Sabalenka Merasa Tertekan Saat Berusaha Mempertahankan Gelar Australia Open

by -42 Views
Sabalenka Merasa Tertekan Saat Berusaha Mempertahankan Gelar Australia Open

Sabalenka Merasa Tertekan Menjaga Gelar Australia Open

PERTH — Aryna Sabalenka merasakan tekanan setelah melakukan terobosan pada 2023 dengan mengklaim gelar Grand Slam di Australian Open, tetapi pola pikir barunya membantunya untuk menghadapi hal tersebut.

Petenis berusia 25 tahun itu juga menjadi runner-up di US Open dan mencapai semifinal Wimbledon dan Roland Garros dalam perjalanan menuju peringkat satu dunia.

Saat ini, dia berada di peringkat kedua dunia di belakang Iga Swiatek. Sabalenka menjadi unggulan teratas pada pembukaan musim Brisbane International, yang dimulai Ahad.

Dia mengatakan telah bekerja keras selama pramusim dalam upaya untuk menjadi petenis perempuan yang memenangi Australian Open berturut-turut setelah rekan senegaranya Victoria Azarenka pada 2012 dan 2013.

Namun, dia mengaku merasakan tekanan tambahan sebagai juara bertahan di Melbourne Park. “Tahun lalu saya melakukan pekerjaan luar biasa, itu tidak mudah untuk dilakukan,” kata Sabalenka, dikutip dari AFP, Ahad (31/12/2023).

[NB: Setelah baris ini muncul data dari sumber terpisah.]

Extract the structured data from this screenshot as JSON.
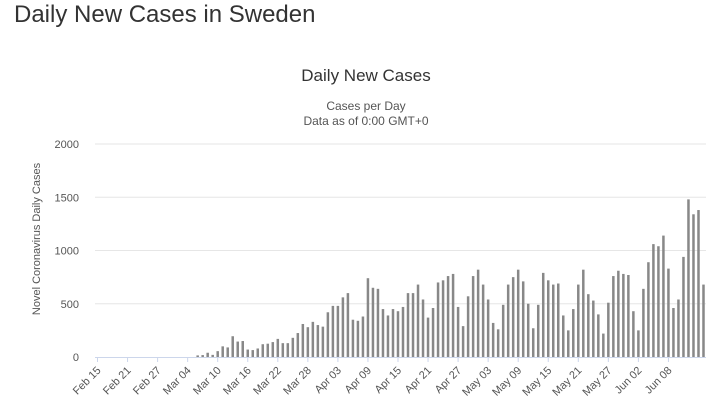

“Musim ini tidak akan mudah. Hanya dengan memikirkan hal seperti ini di benak Anda, benar-benar memiliki gelar untuk dipertahankan, sebenarnya tidak mudah.”

“Saya berusaha untuk tidak memberikan tekanan pada diri saya sendiri. Saya hanya berusaha mempersiapkan diri sebaik mungkin — itu bukan hal yang mudah untuk dilakukan, terutama dengan Grand Slam,” ujar petenis Belarusia itu.

Sabalenka berhasil membuat tahun 2023 yang luar biasa karena perubahan sikap yang dilakukannya.

“Saya menerima kenyataan bahwa saya bisa kalah, bahwa semua orang bisa tampil dan mengalahkan saya jika saya tidak menampilkan permainan terbaik saya,” kata Sabalenka.

“Menerima fakta ini memberi Anda lebih banyak keyakinan – Anda lebih tenang di lapangan pada saat-saat krusial.”

“Hal yang terburuk, apa yang terjadi? Saya akan kalah di Grand Slam, kehilangan beberapa poin, dan peringkat saya turun sedikit.”

“Tetapi masih banyak turnamen yang akan datang. Saya akan berusaha melakukan yang terbaik untuk bisa tampil di Grand Slam lain atau turnamen lain,” ujar Sabalenka.

“Itu sebabnya saya menyukai pola pikir saya, Anda bisa mengalahkan saya, tapi saya akan mempersiapkan setiap pertandingan dan memiliki peluang besar untuk memenangi pertandingan demi pertandingan, mungkin untuk mengangkat trofi.”

Sabalenka mendapat bye pada babak pertama di Brisbane dan akan melawan petenis Italia Lucia Bronzetti atau petenis AS Ashlyn Krueger di babak kedua.